That could be. But are you sure your math is right? Square-of-the-distance only applies when the energy is propagated in all directions. (For example: it would apply perfectly to an H-bomb detonated in outer space.)
If that math were to hold up, the area of the 120-miler would be much larger than the 30-miler. Since it isn't, there's a focusing effect that's in play.
Here's what Wikipedia has to say:
In July 1962, the US carried out the Starfish Prime test, exploding a 1.44 megaton bomb 400 kilometres (250 mi) above the mid-Pacific Ocean. This demonstrated that the effects of a high-altitude nuclear explosion were much larger than had been previously calculated. Starfish Prime made those effects known to the public by causing electrical damage in Hawaii, about 1,445 kilometres (898 mi) away from the detonation point, knocking out about 300 streetlights, setting off numerous burglar alarms and damaging a microwave link.[8]
Starfish Prime was the first success in the series of United States high-altitude nuclear tests in 1962 known as Operation Fishbowl. Subsequent tests gathered more data on the high-altitude EMP phenomenon.
The Bluegill Triple Prime and Kingfish high-altitude nuclear tests of October and November 1962 in Operation Fishbowl provided data that was clear enough to enable physicists to accurately identify the physical mechanisms behind the electromagnetic pulses.[9]
The EMP damage of the Starfish Prime test was quickly repaired because of the ruggedness (compared to today)[10] of Hawaii's electrical and electronic infrastructure.[citation needed]
The relatively small magnitude of the Starfish Prime EMP in Hawaii (about 5.6 kilovolts/metre) and the relatively small amount of damage (for example, only 1 to 3 percent of streetlights extinguished)[11] led some scientists to believe, in the early days of EMP research, that the problem might not be significant.
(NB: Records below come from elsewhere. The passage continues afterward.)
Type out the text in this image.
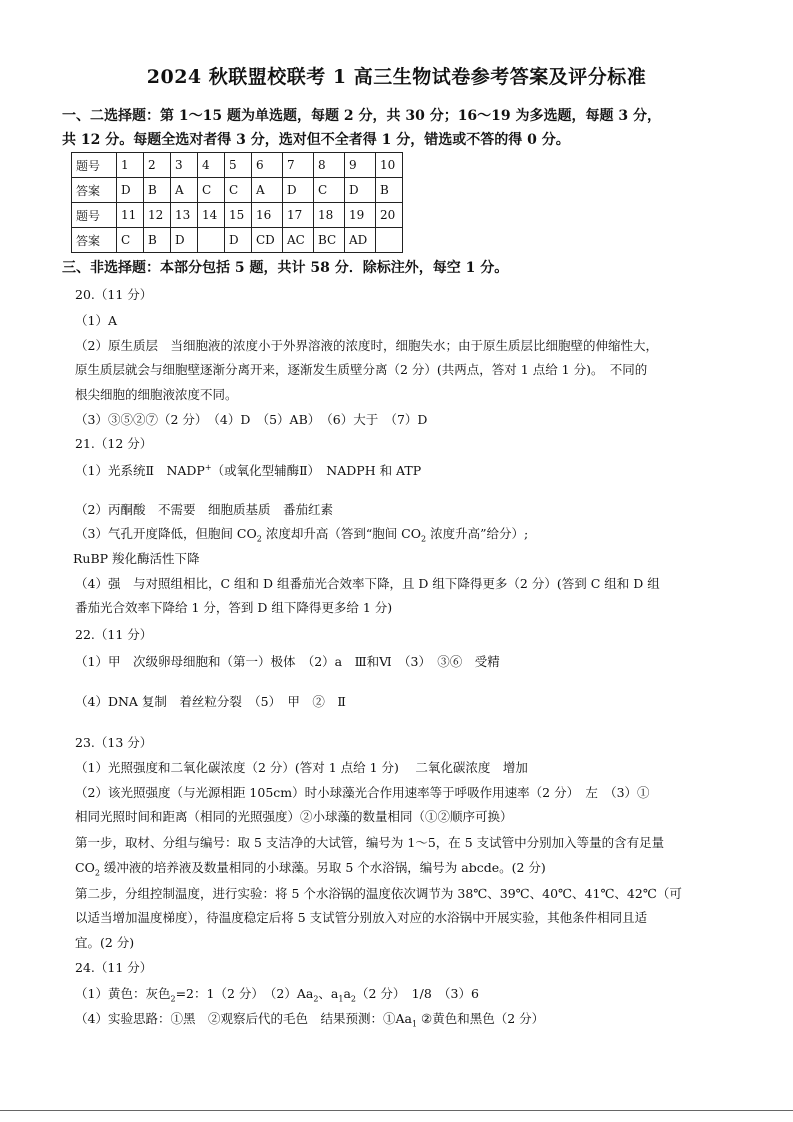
2024 秋联盟校联考 1 高三生物试卷参考答案及评分标准
一、二选择题：第 1～15 题为单选题，每题 2 分，共 30 分；16～19 为多选题，每题 3 分，
共 12 分。每题全选对者得 3 分，选对但不全者得 1 分，错选或不答的得 0 分。
题号	1	2	3	4	5	6	7	8	9	10
答案	D	B	A	C	C	A	D	C	D	B
题号	11	12	13	14	15	16	17	18	19	20
答案	C	B	D		D	CD	AC	BC	AD	
三、非选择题：本部分包括 5 题，共计 58 分．除标注外，每空 1 分。
20.（11 分）
（1）A
（2）原生质层　当细胞液的浓度小于外界溶液的浓度时，细胞失水；由于原生质层比细胞壁的伸缩性大，
原生质层就会与细胞壁逐渐分离开来，逐渐发生质壁分离（2 分）(共两点，答对 1 点给 1 分)。　不同的
根尖细胞的细胞液浓度不同。
（3）③⑤②⑦（2 分）　（4）D　（5）AB）　（6）大于　（7）D
21.（12 分）
（1）光系统Ⅱ　NADP+（或氧化型辅酶Ⅱ）　NADPH 和 ATP
（2）丙酮酸　不需要　细胞质基质　番茄红素
（3）气孔开度降低，但胞间 $CO_2$ 浓度却升高（答到“胞间 $CO_2$ 浓度升高”给分）;
RuBP 羧化酶活性下降
（4）强　与对照组相比，C 组和 D 组番茄光合效率下降，且 D 组下降得更多（2 分）(答到 C 组和 D 组
番茄光合效率下降给 1 分，答到 D 组下降得更多给 1 分)
22.（11 分）
（1）甲　次级卵母细胞和（第一）极体　（2）a　Ⅲ和Ⅵ　（3）　③⑥　受精
（4）DNA 复制　着丝粒分裂　（5）　甲　②　Ⅱ
23.（13 分）
（1）光照强度和二氧化碳浓度（2 分）(答对 1 点给 1 分)　 二氧化碳浓度　增加
（2）该光照强度（与光源相距 105cm）时小球藻光合作用速率等于呼吸作用速率（2 分）　左　（3）①
相同光照时间和距离（相同的光照强度）②小球藻的数量相同（①②顺序可换）
第一步，取材、分组与编号：取 5 支洁净的大试管，编号为 1～5，在 5 支试管中分别加入等量的含有足量
$CO_2$ 缓冲液的培养液及数量相同的小球藻。另取 5 个水浴锅，编号为 abcde。(2 分)
第二步，分组控制温度，进行实验：将 5 个水浴锅的温度依次调节为 38℃、39℃、40℃、41℃、42℃（可
以适当增加温度梯度），待温度稳定后将 5 支试管分别放入对应的水浴锅中开展实验，其他条件相同且适
宜。(2 分)
24.（11 分）
（1）黄色：灰色$_2$=2：1（2 分）　$(2)Aa_2$、$a_1a_2(2$ 分）　1/8　（3）6
（4）实验思路：①黑　②观察后代的毛色　结果预测：$①Aa_1$ ②黄色和黑色（2 分）
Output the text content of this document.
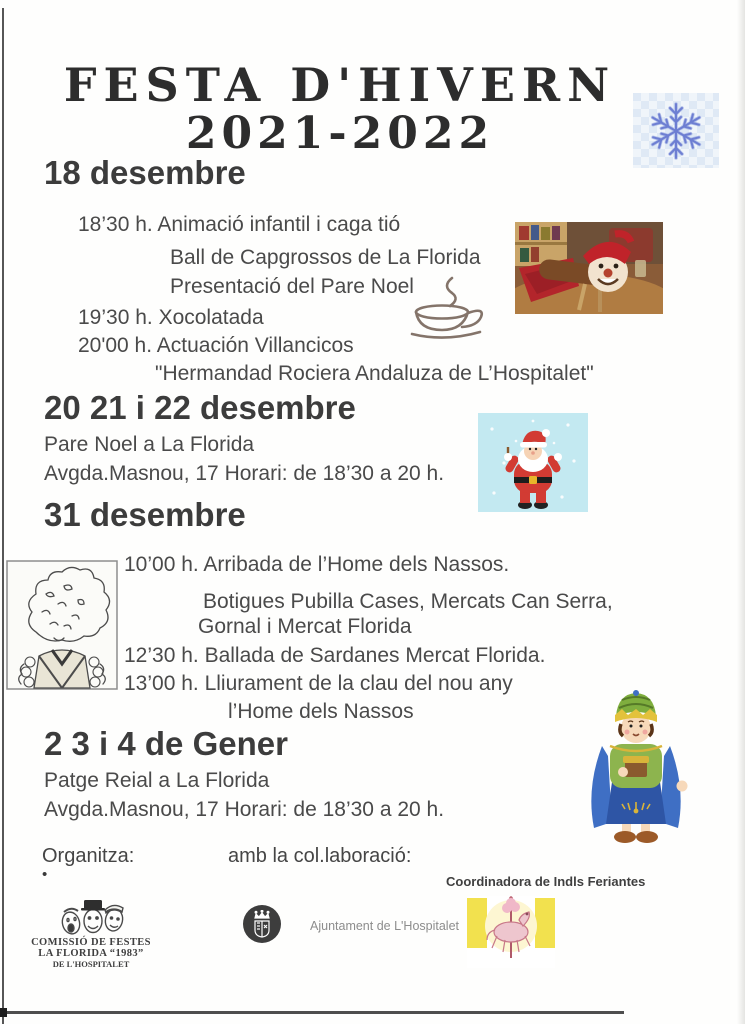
FESTA D'HIVERN
2021-2022
18 desembre
18’30 h. Animació infantil i caga tió
Ball de Capgrossos de La Florida
Presentació del Pare Noel
19’30 h. Xocolatada
20'00 h. Actuación Villancicos
"Hermandad Rociera Andaluza de L’Hospitalet"
20 21 i 22 desembre
Pare Noel a La Florida
Avgda.Masnou, 17 Horari: de 18’30 a 20 h.
31 desembre
10’00 h. Arribada de l’Home dels Nassos.
Botigues Pubilla Cases, Mercats Can Serra,
Gornal i Mercat Florida
12’30 h. Ballada de Sardanes Mercat Florida.
13’00 h. Lliurament de la clau del nou any
l’Home dels Nassos
2 3 i 4 de Gener
Patge Reial a La Florida
Avgda.Masnou, 17 Horari: de 18’30 a 20 h.
Organitza:	amb la col.laboració:
•	Coordinadora de Indls Feriantes
COMISSIÓ DE FESTES
LA FLORIDA “1983”
DE L'HOSPITALET
Ajuntament de L'Hospitalet
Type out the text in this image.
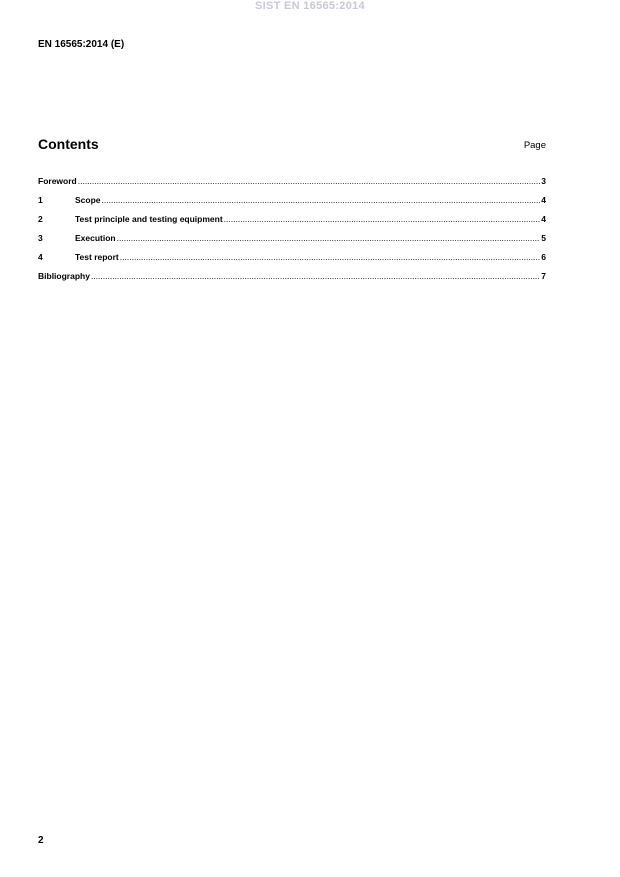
SIST EN 16565:2014
EN 16565:2014 (E)
Contents	Page
Foreword .....	3
1	Scope .....	4
2	Test principle and testing equipment .....	4
3	Execution .....	5
4	Test report .....	6
Bibliography .....	7
2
Newer calculations[10] showed that if the Starfish Prime warhead had been detonated over the northern continental United States, the magnitude of the EMP would have been much larger (22 to 30 kV/m) because of the greater strength of the Earth's magnetic field over the United States, as well as its different orientation at high latitudes. These calculations, combined with the accelerating reliance on EMP-sensitive microelectronics, heightened awareness that EMP could be a significant problem.